Immer weiter und immer schöner war es um den Moni geworden, je höher er hinaufkam. Von Zeit zu Zeit guckte er um sich, dann schaute er zu dem hellen Himmel auf, der nun immer blauer wurde. Dann fing er aus vollem Hals zu singen an, immer lauter und immer fröhlicher, je höher er kam:

Dort droben in den Tannen
Singen die Vögel im Chor,
Und hat's eine Weile geregnet,
Kommt die Sonne wieder vor.

Und die Sonne und die Sterne
Und den Mond bei der Nacht,
Die hat der liebe Gott uns
Zur Freude gemacht.

Im Frühling gibt's Blumen,
Die sind gelb und sind rot,
Und so blau ist der Himmel,
Und ich freu mich fast zu Tod.

Und im Sommer gibt's Beeren,
Und geht's gut, so gibt's viel,
Und die roten und die schwarzen,
Eß ich alle vom Stiel.

Hat's im Hag wieder Nüsse,
So weiß ich wie's tut,
Wo die Geißen gern nagen,
Sind die Kräutlein auch gut.

Und im Winter bin ich fröhlich,
Weil's Weinen nichts nützt,
Und weil ihm sowieso der Frühling,
Auf den Fersen schon sitzt.

Jetzt war die Anhöhe erreicht, wo er gewöhnlich blieb und sich auch heute ausruhen wollte. Das war eine kleine, grüne Hochebene mit einem so weiten Vorsprung, daß man von dem freien Punkt ringsumher und weiter, weit ins Tal hinabsehen konnte. Dieser Vorsprung hieß die Felsenkanzel, und hier konnte Moni oft stundenlang verweilen und um sich schauen und vor sich hin pfeifen, während seine Tierlein ganz gemütlich ihre Kräuter suchten.

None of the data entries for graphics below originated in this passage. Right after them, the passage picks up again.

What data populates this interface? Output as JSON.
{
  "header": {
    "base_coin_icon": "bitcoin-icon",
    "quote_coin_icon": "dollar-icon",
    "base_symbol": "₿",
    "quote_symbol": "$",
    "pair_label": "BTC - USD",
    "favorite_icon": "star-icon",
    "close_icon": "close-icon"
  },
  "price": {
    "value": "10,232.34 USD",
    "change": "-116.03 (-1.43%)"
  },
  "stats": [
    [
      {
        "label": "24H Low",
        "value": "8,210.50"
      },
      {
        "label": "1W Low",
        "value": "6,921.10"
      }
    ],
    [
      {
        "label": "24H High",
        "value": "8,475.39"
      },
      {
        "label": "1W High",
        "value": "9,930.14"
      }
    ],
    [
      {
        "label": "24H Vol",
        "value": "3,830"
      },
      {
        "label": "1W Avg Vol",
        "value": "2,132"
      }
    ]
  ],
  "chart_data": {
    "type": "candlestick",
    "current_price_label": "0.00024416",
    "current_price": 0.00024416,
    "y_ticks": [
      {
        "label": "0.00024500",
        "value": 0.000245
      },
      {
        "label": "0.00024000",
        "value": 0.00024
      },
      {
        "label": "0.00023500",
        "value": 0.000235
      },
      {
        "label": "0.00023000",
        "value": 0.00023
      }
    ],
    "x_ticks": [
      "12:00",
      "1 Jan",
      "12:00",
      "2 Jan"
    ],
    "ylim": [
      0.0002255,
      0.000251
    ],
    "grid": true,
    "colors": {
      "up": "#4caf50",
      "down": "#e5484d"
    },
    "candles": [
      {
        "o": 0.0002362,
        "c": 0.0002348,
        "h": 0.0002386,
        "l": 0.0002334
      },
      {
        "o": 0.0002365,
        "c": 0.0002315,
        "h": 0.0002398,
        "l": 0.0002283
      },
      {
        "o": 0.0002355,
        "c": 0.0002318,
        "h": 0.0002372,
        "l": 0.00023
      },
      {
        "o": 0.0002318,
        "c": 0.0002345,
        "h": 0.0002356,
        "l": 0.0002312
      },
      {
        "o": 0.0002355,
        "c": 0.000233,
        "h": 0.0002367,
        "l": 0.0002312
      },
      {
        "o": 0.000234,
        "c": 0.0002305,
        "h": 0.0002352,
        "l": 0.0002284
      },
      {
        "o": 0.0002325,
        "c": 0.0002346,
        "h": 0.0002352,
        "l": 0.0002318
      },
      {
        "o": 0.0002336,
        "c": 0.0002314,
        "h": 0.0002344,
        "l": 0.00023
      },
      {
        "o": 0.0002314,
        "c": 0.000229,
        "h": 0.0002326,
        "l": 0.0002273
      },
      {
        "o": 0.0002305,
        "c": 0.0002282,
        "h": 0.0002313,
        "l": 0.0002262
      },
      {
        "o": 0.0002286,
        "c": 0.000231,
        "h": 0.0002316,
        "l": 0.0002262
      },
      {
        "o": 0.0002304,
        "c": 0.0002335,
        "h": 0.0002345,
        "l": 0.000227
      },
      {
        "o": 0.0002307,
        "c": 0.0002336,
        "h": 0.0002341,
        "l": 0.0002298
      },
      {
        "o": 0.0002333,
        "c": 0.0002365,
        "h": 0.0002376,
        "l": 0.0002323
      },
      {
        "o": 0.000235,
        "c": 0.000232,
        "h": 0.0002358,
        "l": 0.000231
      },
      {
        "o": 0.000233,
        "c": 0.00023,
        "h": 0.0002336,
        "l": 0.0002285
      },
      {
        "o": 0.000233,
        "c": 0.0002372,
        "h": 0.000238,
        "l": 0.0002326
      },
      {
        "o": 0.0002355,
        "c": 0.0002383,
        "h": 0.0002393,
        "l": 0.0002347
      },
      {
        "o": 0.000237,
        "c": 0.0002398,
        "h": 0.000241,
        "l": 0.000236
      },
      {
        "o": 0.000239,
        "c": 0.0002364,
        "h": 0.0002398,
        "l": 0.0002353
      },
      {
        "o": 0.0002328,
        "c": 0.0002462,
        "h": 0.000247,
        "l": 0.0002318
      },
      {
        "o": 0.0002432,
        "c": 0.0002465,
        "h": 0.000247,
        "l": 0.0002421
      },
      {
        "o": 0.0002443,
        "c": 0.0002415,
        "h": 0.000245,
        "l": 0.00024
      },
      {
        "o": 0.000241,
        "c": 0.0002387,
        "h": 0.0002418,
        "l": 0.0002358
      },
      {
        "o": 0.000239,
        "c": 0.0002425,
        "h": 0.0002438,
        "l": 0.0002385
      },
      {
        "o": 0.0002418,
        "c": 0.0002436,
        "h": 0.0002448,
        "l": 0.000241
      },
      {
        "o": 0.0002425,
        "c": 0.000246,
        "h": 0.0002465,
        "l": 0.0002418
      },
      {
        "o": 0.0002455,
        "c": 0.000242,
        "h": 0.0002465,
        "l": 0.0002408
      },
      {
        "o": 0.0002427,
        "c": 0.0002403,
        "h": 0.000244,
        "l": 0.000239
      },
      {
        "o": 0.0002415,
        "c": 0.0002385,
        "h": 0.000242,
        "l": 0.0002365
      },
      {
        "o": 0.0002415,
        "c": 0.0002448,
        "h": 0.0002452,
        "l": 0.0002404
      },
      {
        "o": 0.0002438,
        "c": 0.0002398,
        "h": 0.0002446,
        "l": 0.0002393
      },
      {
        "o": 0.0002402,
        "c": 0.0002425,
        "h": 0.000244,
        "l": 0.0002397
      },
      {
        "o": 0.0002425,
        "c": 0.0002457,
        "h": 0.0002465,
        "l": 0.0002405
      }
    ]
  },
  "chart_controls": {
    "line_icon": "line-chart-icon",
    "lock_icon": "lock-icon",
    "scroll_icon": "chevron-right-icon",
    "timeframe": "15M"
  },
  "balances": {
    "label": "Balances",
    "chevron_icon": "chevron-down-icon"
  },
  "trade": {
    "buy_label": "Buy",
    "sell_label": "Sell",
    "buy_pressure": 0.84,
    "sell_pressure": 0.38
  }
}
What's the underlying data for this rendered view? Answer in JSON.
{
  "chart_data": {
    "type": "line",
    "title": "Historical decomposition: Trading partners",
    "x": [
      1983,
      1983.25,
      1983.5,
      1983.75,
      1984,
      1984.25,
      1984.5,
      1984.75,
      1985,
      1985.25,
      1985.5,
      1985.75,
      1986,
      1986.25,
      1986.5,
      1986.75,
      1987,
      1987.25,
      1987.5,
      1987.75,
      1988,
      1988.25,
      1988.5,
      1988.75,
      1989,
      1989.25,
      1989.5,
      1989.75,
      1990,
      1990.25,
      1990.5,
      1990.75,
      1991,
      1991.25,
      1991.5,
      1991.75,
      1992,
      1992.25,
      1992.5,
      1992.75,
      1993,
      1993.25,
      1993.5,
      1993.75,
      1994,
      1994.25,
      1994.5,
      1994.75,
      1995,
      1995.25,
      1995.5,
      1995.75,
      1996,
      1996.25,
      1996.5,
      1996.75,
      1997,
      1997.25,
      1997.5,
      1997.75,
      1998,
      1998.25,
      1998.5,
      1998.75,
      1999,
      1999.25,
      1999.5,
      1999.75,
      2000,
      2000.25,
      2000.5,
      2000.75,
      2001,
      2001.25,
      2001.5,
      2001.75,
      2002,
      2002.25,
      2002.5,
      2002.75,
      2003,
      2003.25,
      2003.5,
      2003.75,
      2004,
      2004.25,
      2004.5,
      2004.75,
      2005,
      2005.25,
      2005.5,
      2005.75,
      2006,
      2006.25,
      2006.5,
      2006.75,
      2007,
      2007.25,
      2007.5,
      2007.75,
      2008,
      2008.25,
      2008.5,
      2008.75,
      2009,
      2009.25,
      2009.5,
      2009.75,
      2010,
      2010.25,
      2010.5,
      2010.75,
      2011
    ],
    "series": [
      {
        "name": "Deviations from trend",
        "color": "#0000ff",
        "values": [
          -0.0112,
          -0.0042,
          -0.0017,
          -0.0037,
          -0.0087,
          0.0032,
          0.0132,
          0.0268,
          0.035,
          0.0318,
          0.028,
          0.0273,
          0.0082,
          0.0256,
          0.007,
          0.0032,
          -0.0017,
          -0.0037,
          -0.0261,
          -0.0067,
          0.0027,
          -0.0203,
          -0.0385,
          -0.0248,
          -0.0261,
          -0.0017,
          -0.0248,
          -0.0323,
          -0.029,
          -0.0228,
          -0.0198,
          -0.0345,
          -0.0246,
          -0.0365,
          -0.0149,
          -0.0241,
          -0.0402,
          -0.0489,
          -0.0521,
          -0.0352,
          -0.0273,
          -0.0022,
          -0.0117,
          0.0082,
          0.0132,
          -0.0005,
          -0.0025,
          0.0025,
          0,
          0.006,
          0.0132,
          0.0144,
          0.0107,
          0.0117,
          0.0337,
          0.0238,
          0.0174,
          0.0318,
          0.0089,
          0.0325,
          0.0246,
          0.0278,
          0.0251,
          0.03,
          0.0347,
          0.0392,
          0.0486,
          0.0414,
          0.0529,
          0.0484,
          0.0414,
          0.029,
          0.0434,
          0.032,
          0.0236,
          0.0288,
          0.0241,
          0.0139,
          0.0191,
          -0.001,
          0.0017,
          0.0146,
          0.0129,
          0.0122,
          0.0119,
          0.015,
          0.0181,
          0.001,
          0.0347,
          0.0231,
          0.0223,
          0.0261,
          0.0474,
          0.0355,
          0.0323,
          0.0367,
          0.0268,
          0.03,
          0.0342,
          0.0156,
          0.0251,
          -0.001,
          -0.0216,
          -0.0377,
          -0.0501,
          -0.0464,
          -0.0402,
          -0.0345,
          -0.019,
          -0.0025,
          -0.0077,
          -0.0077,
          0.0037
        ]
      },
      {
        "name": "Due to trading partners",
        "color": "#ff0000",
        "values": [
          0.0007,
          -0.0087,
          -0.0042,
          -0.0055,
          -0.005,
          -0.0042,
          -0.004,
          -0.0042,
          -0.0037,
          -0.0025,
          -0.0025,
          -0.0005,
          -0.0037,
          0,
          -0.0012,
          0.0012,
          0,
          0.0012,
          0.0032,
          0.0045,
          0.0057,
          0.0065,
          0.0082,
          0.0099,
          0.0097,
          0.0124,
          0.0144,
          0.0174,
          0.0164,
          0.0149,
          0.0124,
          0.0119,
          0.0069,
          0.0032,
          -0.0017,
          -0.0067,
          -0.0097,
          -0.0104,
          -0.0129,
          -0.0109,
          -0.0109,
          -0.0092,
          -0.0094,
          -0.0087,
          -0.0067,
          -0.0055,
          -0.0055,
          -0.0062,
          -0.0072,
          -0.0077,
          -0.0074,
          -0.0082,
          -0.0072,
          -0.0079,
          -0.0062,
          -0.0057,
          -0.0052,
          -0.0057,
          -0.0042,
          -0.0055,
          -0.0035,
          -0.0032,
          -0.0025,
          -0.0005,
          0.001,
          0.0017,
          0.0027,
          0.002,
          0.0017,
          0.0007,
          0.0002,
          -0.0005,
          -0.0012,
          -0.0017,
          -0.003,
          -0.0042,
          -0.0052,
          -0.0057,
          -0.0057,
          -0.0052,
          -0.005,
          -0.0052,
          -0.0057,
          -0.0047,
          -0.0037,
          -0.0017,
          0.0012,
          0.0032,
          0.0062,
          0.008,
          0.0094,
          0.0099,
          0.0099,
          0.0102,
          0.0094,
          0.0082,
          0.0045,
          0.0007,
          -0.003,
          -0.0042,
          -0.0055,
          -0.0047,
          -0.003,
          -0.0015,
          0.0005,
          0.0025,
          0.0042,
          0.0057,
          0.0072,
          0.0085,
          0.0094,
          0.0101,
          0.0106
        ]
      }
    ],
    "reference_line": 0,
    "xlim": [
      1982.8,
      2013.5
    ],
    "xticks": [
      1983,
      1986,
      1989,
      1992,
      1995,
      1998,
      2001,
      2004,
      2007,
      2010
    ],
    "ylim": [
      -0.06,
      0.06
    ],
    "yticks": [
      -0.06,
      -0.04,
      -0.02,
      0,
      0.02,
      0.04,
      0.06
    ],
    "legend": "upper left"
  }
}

Sobald Moni angekommen war, nahm er seinen kleinen Proviantsack vom Rücken und legte ihn in eine kleine Höhle des Bodens, die er selbst dafür gegraben hatte. Dann trat er auf die Felsenkanzel hinaus und warf sich auf den Boden, um sich einmal so recht wohl sein zu lassen.

Der Himmel war jetzt dunkelblau geworden. Drüben waren die hohen Berge mit den in den Himmel ragenden Zacken und großen Eisfeldern zum Vorschein gekommen, und unten leuchtete weithin das grüne Tal im Morgenglanz. Moni lag da, schaute umher, sang und pfiff. Der Bergwind kühlte ihm das warme Gesicht, und hörte er einmal zu pfeifen auf, so pfiffen die Vögel über ihm noch viel lustiger und flogen in den blauen Himmel hinauf. Der Moni fühlte sich unbeschreiblich wohl. Von Zeit zu Zeit kam das Mäggerli zu ihm und strich ein wenig mit seinem Kopf über Monis Schulter, wie die Geiß es immer tat. Dann meckerte es ganz liebevoll, ging auf die andere Seite von Moni und strich wieder den Kopf über seine Schulter. Auch von den anderen Geißen kam bald diese, bald jene, um nach dem Hirten zu sehen, und jede hatte ihre eigene Weise, ihm ihre Zärtlichkeit zu zeigen.